Las lenguas humanas no parten de la nada. No pueden no partir de una cualidad compartida con casi todos los animales, en particular mamíferos y aves: la producción sonora como forma de regulación del vínculo con el entorno y con otros cuerpos vivos. El llamado, la advertencia, la atracción, la amenaza. Antes que significado, hay función; antes que sentido, hay efecto.
En algún punto de la evolución —no como salto milagroso, sino como deriva material— ciertos sonidos emitidos por el cuerpo vivo comenzaron a formalizarse. Lo que en un animal es maullido, ladrido o canto, en el humano se volvió sonido articulado: no sólo emitido, sino diferenciado, repetible, combinable. No es la aparición del “mensaje” lo decisivo, sino la aparición de una estructura formal capaz de sostener diferencias estables.
Ese proceso no puede pensarse al margen del cuerpo. Implica transformaciones lentas de las cuerdas vocales, de la respiración, de la musculatura facial, pero también —y esto suele olvidarse— del aparato auditivo. No hay lenguaje sin oído capaz de discriminar, anticipar y reconocer. La lengua no nace sólo del decir, sino del escuchar.
Lo simbólico, desde esta perspectiva, no cae sobre un organismo previamente constituido. Emerge desde él, por torsión y complejización. La palabra no niega la animalidad: la pliega. El lenguaje no sustituye al cuerpo: lo reorganiza.
Idealizar la lengua —desvincularla de su genealogía biológica— conduce a dos errores simétricos:
por un lado, un espiritualismo del lenguaje; por otro, un rechazo defensivo de toda referencia al cuerpo.

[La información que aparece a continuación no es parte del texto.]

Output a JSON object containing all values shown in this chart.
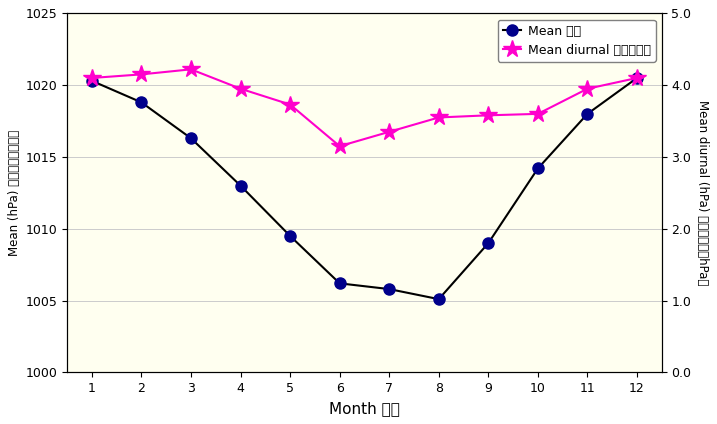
{
  "months": [
    1,
    2,
    3,
    4,
    5,
    6,
    7,
    8,
    9,
    10,
    11,
    12
  ],
  "mean_pressure": [
    1020.3,
    1018.8,
    1016.3,
    1013.0,
    1009.5,
    1006.2,
    1005.8,
    1005.1,
    1009.0,
    1014.2,
    1018.0,
    1020.5
  ],
  "mean_diurnal": [
    4.1,
    4.15,
    4.22,
    3.95,
    3.73,
    3.15,
    3.35,
    3.55,
    3.58,
    3.6,
    3.95,
    4.1
  ],
  "ylabel_left": "Mean (hPa) 平均（百帕斯卡）",
  "ylabel_right": "Mean diurnal (hPa) 平均日較差（hPa）",
  "xlabel": "Month 月份",
  "ylim_left": [
    1000,
    1025
  ],
  "ylim_right": [
    0.0,
    5.0
  ],
  "yticks_left": [
    1000,
    1005,
    1010,
    1015,
    1020,
    1025
  ],
  "yticks_right": [
    0.0,
    1.0,
    2.0,
    3.0,
    4.0,
    5.0
  ],
  "legend_mean": "Mean 平均",
  "legend_diurnal": "Mean diurnal 平均日較差",
  "line_color": "#000000",
  "marker_color": "#00008B",
  "diurnal_color": "#FF00CC",
  "background_color": "#FFFFF0",
  "outer_background": "#FFFFFF",
  "grid_color": "#CCCCCC"
}
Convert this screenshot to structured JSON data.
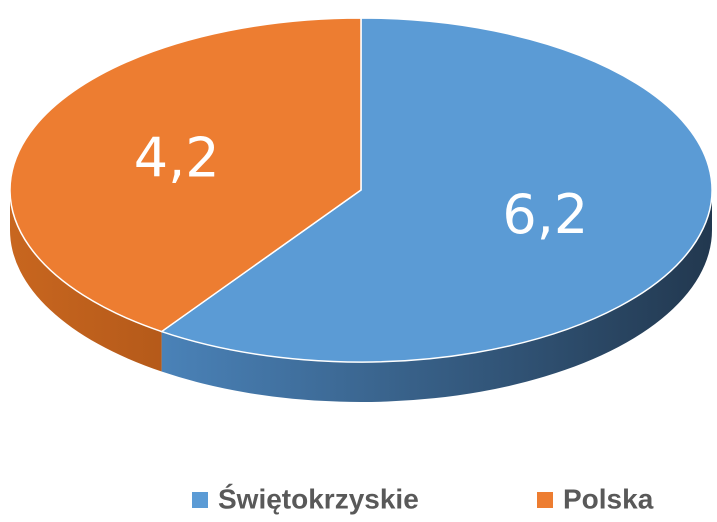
{
  "chart_data": {
    "type": "pie3d",
    "categories": [
      "Świętokrzyskie",
      "Polska"
    ],
    "values": [
      6.2,
      4.2
    ],
    "value_labels": [
      "6,2",
      "4,2"
    ],
    "colors": [
      "#5b9bd5",
      "#ed7d31"
    ],
    "legend": "bottom"
  }
}
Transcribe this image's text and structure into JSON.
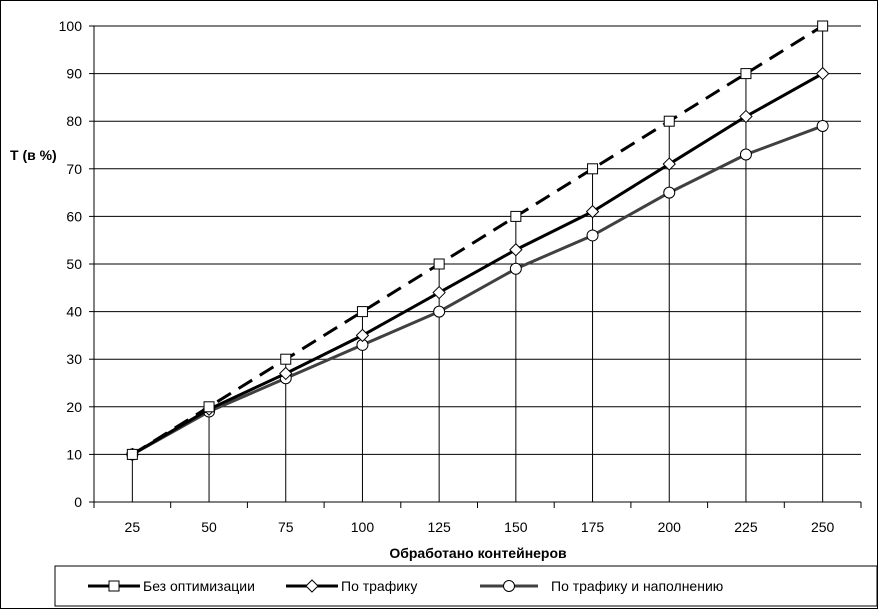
{
  "chart_data": {
    "type": "line",
    "title": "",
    "xlabel": "Обработано контейнеров",
    "ylabel": "T (в %)",
    "categories": [
      "25",
      "50",
      "75",
      "100",
      "125",
      "150",
      "175",
      "200",
      "225",
      "250"
    ],
    "ylim": [
      0,
      100
    ],
    "yticks": [
      0,
      10,
      20,
      30,
      40,
      50,
      60,
      70,
      80,
      90,
      100
    ],
    "grid": true,
    "legend_position": "bottom",
    "series": [
      {
        "name": "Без оптимизации",
        "values": [
          10,
          20,
          30,
          40,
          50,
          60,
          70,
          80,
          90,
          100
        ],
        "marker": "square",
        "line_style": "dashed",
        "color": "#000000"
      },
      {
        "name": "По трафику",
        "values": [
          10,
          19.5,
          27,
          35,
          44,
          53,
          61,
          71,
          81,
          90
        ],
        "marker": "diamond",
        "line_style": "solid",
        "color": "#000000"
      },
      {
        "name": "По трафику и наполнению",
        "values": [
          10,
          19,
          26,
          33,
          40,
          49,
          56,
          65,
          73,
          79
        ],
        "marker": "circle",
        "line_style": "solid",
        "color": "#404040"
      }
    ]
  }
}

Esta hipótesis propone una tercera vía: pensar el lenguaje como un proceso de formalización sonora encarnado, donde lo fisiológico y lo simbólico no son órdenes separados, sino dos vertientes de un mismo proceso vivo.
El desarrollo posterior deberá precisar cómo, en ese continuo material, la forma llega a autonomizarse sin dejar de estar anclada; cómo el sonido se vuelve significante sin dejar de ser vibración; y cómo el lenguaje humano conserva, incluso en su abstracción más extrema, la huella de su origen animal.